How integrity in upper management can have unintended negative effects
There’s a scene in the movie Black Panther in which King T’Challa enters a casino with his army general, the formidable Okoye. She’s trying to blend in with the crowd, so she sports an itchy wig on her boldly tattooed head. She bristles at the disguise, but when the moment comes to fight, the wig flies off. Unencumbered by the facade, she reveals her true self in all her glory and, as Patricia Faison Hewlin, an Associate Professor of Organizational Behaviour at McGill University says with a laugh, “She just goes to work!”
Hewlin loves the scene for showing that when someone is their authentic self they are a better worker, a topic she has explored from many angles.
For instance, she has found that employees are more likely to put up facades of conformity when the organization’s values don’t correspond with their own. The differences could concern political or religious beliefs, the employee could be a gender or socio-economic minority within the workplace, or could have different approaches to family-work balance. Making an effort to look as though one conforms isn’t surprising; after all, people want to feel comfortable as part of the group.
The boss effect
Recently, Hewlin and her co-authors Tracy L. Dumas (Ohio State University) and Meredith Flowers Burnett (American Institutes for Research) decided to look at another factor that can have an impact on how people portray themselves at work: the boss. They explored how a boss’ integrity has an effect on whether an employee is being true to her/his own identity, even when there’s a disconnect with the group’s values.
If there were a boss who demonstrated integrity—who was consistent, trustworthy, and fair—would employees feel more comfortable being their authentic selves?
To test the influence of leader integrity on employee authenticity, the researchers conducted two studies. First, they developed a survey experiment that was administered to a group of undergraduates who were asked to express their opinion anonymously on a fictional university policy. Once their opinions were submitted, gossip was leaked in a chatroom devised by the researchers about the survey leader’s integrity or lack thereof. Then discussions about the fictional policy ensued and the students’ comments were compared with their previously stated views.
Second, Hewlin and her team deployed a survey to full-time employees to gauge (i) whether their values aligned with their organization, (ii) if they perceived integrity among their leadership, and (iii) if they felt comfortable expressing views that conflicted with those upheld by their organization.
In both cases, they found that if employees were already aligned with the organization, a good leader makes little difference in how they expressed themselves. On the other hand, those who didn’t fit in with the party line put up a facade by pretending to subscribe to the organization’s stated values.
Ironically, the leader who best accommodates authentic expression of self is the boss with the least integrity. People will unabashedly say what they really think if they perceive lousy leadership.

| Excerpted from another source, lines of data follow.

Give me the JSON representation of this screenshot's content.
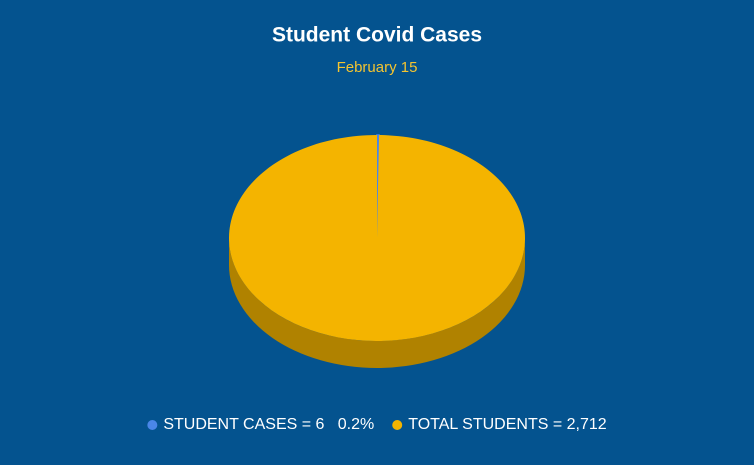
{
  "chart_data": {
    "type": "pie",
    "title": "Student Covid Cases",
    "subtitle": "February 15",
    "categories": [
      "STUDENT CASES = 6   0.2%",
      "TOTAL STUDENTS = 2,712"
    ],
    "values": [
      6,
      2712
    ],
    "colors": [
      "#4a86e8",
      "#f4b400"
    ],
    "background": "#04538f",
    "legend": "bottom"
  }
}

Hewlin believes it comes down to respect. If there’s a boss with low integrity, “Workers will be more authentic in their behaviour. It’s more about, well, I’m not going to respect them so I’ll do as I please,” she says. Conversely, if someone doesn’t agree with perceived norms but respects and admires the leader, that person will be more likely to shelve their differences and not rock the boat.
Overcoming workplace facades
There can be benefits to a little facade in the workplace. As Hewlin points out, “I’ve had executives raise their hands in class and say, ‘I don’t mind facades; it keeps things calm!’” Certainly, raucous differences don’t need to be aired all day long. There should be enough accord for a team to be able to get the task done.
But all this cover up and disingenuousness takes a toll. It’s uncomfortable for workers to spend emotional energy on somehow curtailing themselves, like not speaking their true mind at meetings, or believing they can’t share anecdotes about their lives or give an opinion without social repercussions. They could become ambivalent or depressed—they become less engaged with the job and their work suffers.
So what’s a good boss to do? If you’re a boss with integrity, you might assume that people will feel at ease coming to you with a variety of perspectives, and you want to encourage that. After all, it’s been shown that divergent opinions and diverse backgrounds are healthy and productive for organizations. But you must also recognize that people may not want to appear out of line, particularly if they respect you.
A leader must acknowledge workers’ deference, Hewlin says, but also be explicit in saying that a multitude of ideas are welcome. The challenge may be to provide space for these differences to blossom—town halls, open forums, or affinity groups can help. A leader needs to create an environment where people can come to work and feel valued for being their true selves.
Hewlin suggests that a boss can say, “I actually need to hear your different perspectives in order for us to learn from each other and innovate as an organization.” For progress to take place, diversity is crucial. The trick is keeping dissent and constructive critique relevant while allowing for authenticity among all members of the group.